Author: Cassiel Kelner (a.k.a. Cassiel)
Series/Genre: Final Fantasy VII
I'll admit it. The main reason I chose Cassiel's "Nobody" to review this month was because it made me cry. Okay, all right, I'm a wuss, I'm a sucker, let's just get that out of the way, lemme alone.
"Nobody" is not an angst-fest. It doesn't pull any heartstrings. It's not a "feel-good" story. No characters are tortured at any point. No one dies. So why did I cry? Because it's painfully, realistically, unromantically bittersweet. That's a good thing. Let me explain:
"Nobody" is based on Final Fantasy VII, the Playstation video game that broke sales records (and production budget records) worldwide. Not surprisingly, it intrigued a number of doujinshika, who collectively penned hundreds of stories about the game's multiple biseinen. One of the more popularly slashed characters has been Vincent Valentine, a tall, brooding long-haired beauty with a generous dash of beast---literally---and a tragic past. One of the almost completely slash-ignored characters of the game has been Reno, one of the yakuza-like "Turks" whom Vincent and the other characters must occasionally fight. It is this unlikely pairing which becomes the focus of "Nobody."
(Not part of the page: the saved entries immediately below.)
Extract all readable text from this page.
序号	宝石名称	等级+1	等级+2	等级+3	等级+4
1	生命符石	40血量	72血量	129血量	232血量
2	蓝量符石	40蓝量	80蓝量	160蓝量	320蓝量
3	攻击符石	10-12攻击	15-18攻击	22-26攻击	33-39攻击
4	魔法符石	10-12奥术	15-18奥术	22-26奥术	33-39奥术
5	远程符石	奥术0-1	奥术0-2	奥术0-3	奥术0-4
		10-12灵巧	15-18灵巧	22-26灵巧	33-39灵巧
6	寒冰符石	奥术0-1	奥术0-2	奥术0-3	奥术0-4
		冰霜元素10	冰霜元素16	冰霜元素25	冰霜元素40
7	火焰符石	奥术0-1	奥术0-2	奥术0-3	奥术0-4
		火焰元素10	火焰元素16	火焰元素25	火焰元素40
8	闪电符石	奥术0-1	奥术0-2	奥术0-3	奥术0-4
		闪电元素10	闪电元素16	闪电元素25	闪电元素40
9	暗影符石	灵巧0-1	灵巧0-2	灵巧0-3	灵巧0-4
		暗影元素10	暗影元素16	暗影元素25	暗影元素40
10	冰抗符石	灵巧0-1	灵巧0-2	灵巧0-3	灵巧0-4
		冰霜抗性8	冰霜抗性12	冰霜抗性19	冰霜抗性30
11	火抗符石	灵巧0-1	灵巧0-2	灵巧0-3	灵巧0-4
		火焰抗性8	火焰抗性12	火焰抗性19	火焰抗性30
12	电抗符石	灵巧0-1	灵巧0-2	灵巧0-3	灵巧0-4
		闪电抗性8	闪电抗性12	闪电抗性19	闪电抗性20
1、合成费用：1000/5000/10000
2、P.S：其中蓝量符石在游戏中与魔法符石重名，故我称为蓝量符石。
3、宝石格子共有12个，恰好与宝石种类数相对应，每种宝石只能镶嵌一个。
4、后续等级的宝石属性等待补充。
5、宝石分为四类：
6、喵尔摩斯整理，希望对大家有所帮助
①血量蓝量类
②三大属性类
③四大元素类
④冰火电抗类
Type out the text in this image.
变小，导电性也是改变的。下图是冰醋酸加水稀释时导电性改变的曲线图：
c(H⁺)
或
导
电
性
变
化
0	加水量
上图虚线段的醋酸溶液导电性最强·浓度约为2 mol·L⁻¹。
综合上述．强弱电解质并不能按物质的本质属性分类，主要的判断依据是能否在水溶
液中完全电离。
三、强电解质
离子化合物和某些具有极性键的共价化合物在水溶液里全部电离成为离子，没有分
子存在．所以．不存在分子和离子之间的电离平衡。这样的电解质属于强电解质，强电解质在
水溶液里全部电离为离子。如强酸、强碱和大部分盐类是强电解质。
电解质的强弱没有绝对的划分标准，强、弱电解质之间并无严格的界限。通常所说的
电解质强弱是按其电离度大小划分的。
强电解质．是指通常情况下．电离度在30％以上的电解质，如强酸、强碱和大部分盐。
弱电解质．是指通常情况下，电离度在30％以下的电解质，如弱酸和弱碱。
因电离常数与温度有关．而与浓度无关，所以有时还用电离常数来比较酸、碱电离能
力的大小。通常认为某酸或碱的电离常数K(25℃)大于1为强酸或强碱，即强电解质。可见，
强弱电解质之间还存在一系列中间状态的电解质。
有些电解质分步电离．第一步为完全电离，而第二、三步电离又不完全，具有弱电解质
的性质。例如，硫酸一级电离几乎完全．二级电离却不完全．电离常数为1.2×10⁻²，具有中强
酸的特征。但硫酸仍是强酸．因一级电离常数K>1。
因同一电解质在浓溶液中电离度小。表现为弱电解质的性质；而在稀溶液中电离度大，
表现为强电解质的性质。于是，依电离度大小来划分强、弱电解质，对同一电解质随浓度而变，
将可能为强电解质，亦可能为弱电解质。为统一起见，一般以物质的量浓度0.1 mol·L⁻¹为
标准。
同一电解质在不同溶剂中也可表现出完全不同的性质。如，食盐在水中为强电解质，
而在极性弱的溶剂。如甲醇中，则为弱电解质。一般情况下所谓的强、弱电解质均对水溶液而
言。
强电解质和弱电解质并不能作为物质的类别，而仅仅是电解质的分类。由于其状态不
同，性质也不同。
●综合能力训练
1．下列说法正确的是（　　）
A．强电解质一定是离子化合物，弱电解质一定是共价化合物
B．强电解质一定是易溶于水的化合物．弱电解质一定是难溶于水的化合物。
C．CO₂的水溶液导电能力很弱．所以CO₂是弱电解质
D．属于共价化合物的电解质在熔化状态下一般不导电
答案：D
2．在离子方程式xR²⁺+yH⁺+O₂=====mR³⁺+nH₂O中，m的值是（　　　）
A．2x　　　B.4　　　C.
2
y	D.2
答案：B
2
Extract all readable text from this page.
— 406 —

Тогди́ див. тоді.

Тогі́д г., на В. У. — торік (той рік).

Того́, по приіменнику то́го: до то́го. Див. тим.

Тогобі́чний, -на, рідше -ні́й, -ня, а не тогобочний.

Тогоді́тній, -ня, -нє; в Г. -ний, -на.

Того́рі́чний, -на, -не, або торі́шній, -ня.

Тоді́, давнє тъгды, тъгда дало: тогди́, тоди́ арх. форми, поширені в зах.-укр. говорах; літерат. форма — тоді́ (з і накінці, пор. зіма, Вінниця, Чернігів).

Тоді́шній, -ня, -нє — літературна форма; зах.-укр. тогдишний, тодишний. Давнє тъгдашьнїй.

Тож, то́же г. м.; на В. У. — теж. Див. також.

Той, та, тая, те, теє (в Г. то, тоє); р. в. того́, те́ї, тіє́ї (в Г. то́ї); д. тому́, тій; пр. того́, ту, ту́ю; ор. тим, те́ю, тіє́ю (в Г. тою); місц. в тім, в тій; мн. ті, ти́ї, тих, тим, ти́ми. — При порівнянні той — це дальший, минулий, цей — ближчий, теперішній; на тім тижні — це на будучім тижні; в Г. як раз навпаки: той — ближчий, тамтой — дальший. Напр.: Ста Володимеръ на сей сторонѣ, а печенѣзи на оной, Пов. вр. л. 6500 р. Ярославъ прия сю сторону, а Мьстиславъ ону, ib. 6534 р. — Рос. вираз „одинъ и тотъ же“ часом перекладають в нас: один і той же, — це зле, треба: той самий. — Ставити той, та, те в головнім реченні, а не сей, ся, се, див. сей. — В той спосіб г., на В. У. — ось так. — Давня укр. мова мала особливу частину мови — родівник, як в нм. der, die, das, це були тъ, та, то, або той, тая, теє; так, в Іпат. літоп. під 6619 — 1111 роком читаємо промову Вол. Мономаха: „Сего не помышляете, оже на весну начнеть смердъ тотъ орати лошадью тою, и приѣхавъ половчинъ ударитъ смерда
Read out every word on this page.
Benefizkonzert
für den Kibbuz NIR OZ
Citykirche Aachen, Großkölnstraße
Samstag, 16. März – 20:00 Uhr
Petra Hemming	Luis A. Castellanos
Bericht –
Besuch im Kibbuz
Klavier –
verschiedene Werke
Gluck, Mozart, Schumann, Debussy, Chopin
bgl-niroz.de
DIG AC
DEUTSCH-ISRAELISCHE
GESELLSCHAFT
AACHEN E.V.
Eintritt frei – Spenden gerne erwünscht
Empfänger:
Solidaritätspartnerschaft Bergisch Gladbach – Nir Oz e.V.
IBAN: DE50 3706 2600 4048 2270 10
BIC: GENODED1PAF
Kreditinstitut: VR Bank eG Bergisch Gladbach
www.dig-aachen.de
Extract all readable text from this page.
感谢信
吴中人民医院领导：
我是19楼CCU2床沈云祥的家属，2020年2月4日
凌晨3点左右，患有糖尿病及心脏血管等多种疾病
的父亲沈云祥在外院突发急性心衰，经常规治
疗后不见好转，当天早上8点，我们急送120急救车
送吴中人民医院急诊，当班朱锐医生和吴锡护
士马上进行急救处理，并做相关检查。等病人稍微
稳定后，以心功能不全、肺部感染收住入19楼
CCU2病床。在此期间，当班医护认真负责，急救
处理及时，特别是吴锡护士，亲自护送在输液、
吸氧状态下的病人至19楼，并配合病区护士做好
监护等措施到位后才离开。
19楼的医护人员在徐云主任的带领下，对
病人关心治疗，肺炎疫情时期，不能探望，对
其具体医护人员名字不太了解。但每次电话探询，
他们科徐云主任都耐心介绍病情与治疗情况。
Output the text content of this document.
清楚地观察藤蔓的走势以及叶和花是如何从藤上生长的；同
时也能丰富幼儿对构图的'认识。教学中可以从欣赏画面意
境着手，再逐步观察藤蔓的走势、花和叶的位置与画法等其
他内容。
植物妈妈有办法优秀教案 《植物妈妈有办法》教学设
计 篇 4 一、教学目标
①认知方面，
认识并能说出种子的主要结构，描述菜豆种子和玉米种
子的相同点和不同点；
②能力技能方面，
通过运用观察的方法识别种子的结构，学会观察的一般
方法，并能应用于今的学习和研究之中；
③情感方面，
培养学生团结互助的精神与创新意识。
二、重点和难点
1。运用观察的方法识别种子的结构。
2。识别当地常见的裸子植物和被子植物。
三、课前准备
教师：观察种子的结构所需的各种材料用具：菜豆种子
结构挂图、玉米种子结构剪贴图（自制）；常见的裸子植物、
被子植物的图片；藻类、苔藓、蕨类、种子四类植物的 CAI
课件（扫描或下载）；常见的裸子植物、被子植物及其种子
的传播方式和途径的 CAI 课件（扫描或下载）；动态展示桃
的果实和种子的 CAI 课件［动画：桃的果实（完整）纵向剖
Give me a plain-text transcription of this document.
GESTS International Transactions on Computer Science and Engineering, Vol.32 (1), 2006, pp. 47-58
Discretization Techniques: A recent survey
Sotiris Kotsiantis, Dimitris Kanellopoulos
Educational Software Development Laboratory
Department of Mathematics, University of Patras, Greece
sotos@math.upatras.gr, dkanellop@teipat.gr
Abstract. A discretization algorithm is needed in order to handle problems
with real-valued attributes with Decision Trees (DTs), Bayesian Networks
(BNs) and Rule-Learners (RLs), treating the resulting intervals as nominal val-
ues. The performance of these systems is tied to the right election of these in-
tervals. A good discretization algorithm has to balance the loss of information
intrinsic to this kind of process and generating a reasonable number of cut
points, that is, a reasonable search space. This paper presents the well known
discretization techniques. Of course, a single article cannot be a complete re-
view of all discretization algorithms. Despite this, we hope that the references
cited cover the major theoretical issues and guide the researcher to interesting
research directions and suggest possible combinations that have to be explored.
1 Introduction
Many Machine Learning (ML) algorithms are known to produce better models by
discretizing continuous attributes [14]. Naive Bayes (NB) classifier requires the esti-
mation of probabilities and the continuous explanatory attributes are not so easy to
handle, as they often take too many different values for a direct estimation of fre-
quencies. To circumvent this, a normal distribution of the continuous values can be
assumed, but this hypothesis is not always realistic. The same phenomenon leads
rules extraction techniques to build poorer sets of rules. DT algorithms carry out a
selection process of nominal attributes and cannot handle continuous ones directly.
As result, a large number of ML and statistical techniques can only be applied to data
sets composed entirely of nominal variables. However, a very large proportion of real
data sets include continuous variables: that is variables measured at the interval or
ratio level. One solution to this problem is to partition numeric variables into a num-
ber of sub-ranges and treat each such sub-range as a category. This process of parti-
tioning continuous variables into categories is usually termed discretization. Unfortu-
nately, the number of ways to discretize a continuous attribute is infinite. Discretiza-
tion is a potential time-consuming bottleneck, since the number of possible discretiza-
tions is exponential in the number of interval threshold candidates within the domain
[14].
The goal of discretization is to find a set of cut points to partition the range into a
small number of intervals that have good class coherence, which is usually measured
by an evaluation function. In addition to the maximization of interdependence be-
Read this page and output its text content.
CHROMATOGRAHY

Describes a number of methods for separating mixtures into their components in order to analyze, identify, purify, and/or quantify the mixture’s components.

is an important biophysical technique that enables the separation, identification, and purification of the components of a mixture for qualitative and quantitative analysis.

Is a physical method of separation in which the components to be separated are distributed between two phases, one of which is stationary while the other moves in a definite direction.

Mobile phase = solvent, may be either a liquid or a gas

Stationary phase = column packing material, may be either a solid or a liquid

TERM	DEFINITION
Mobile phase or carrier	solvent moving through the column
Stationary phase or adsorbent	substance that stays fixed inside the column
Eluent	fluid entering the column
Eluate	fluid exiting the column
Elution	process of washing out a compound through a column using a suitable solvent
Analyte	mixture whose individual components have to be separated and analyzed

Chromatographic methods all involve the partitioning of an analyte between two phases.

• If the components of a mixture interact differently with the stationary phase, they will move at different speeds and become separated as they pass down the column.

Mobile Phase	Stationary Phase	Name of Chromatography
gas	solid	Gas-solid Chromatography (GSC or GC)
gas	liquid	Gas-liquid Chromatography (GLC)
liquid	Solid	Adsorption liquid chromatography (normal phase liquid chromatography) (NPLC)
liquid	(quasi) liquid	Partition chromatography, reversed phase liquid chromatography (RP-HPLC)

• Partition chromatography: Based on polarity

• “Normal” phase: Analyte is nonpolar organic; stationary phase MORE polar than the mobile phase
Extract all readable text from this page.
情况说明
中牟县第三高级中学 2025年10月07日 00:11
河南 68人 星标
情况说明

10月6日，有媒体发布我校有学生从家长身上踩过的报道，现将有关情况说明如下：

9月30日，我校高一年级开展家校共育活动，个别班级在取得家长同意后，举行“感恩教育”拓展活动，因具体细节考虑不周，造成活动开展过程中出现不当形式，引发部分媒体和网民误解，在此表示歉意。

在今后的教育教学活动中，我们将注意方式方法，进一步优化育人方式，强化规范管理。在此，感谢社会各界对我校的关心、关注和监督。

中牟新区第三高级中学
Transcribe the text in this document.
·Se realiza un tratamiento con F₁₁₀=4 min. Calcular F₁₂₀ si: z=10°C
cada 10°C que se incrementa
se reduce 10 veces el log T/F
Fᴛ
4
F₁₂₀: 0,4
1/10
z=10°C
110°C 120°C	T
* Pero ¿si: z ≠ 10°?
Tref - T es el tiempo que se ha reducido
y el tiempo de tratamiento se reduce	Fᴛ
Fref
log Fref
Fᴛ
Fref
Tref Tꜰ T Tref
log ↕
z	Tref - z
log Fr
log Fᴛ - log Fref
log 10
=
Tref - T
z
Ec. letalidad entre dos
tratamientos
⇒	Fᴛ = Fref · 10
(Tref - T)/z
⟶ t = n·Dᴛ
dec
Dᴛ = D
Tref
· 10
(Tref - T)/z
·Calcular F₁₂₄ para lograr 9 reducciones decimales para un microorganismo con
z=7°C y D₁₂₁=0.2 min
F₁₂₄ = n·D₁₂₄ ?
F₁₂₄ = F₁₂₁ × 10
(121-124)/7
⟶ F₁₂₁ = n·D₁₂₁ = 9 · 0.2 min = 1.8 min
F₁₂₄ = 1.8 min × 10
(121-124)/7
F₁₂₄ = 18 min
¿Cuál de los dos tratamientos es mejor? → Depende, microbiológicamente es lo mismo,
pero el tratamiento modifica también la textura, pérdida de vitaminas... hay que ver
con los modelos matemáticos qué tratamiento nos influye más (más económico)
The story takes place during a lull in the game's storyline that takes place in the town of Wutai, where the Turks and the "good guys" of Vincent's team have called a temporary truce in order to face a common foe. Once the action is over, Vincent leaves his companions, in a melancholy mood, and heads to the town's bar, where he encounters the Turks again. The truce is still on, and so when he sits down to drink himself into oblivion, Reno joins him and the two become drinking buddies for the night. Before the night is done, they've become much more.
And that's it. The plot of "Nobody" is almost nonexistent, but it's an unabashed PWP-style ("Plot? What Plot?") story, so that's fine. A plot would only hamper this story---and indeed, the few concessions to plot that the author makes do slow the story down a bit.
Before getting into the dialogue and character interaction that comprise the heart of the story, the reader must first wade through lengthy descriptions of Vincent's trek to the bar, and Vincent and Reno's efforts to get the unconscious Rude up to his room. The story would have suffered none if it had simply foregone any attempt to explain Vincent's presence alone in the bar, or Reno's unexpected approach. It might have better opened at the point at which Reno sat down to share drinks and misery with his sometime enemy.
Once the reader gets past this setup, the dialogue between Reno and Vincent becomes the focus of the story, and here the story's emotion and subtle development become visible. Through the course of the drinking binge and subsequent conversation, the reader comes to know two lonely, wounded people, both hiding their past tragedies behind masks--- emotionlessness in Vincent's case, and tough-guy nonchalance in Reno's. They are drawn together by a mutual need for simple companionship. The sharing of alcohol and eventually sex are just a means to an end. It is the painful self-disclosure, empathizing, and finally catharsis between the two, which is most important---and most powerful---in this story.
It is the realism with which this is handled that keeps "Nobody" from falling prey to the typical hurt-comfort fanfiction cliché. This is not a romance. It is a communion between two needy people for the purpose of mutual healing, with the possibility of romance in the far future, but only after circumstances and major emotional loose ends are resolved. The story suggests clearly that this romantic resolution may never come to pass, for the characters---and yet the reader is left with a sense of resolution anyhow.
For example: one of the great tragedies of Vincent's past is that he's been surgically mutilated by a mad scientist. In the brief and lyrical sex scene, his scars are revealed, unromanticized and ugly, and his chief mutilation---the metallic claw which has been grafted onto his arm in place of a hand---is incorporated. This is something not often seen in FFVII yaoi doujinshi involving Vincent. What might be ugly in a visual medium becomes a beautiful contrast between the tenderness of the moment and the harshness of reality, in this fanfic.
"Nobody" is short, sweet, and painful. Despite the inherent angst, it lacks the sort of maudlin heavy-handedness that could so easily make this story a tiresome wallow. The pain is sharp, but tempered by hope at the end. The hope is what made me cry.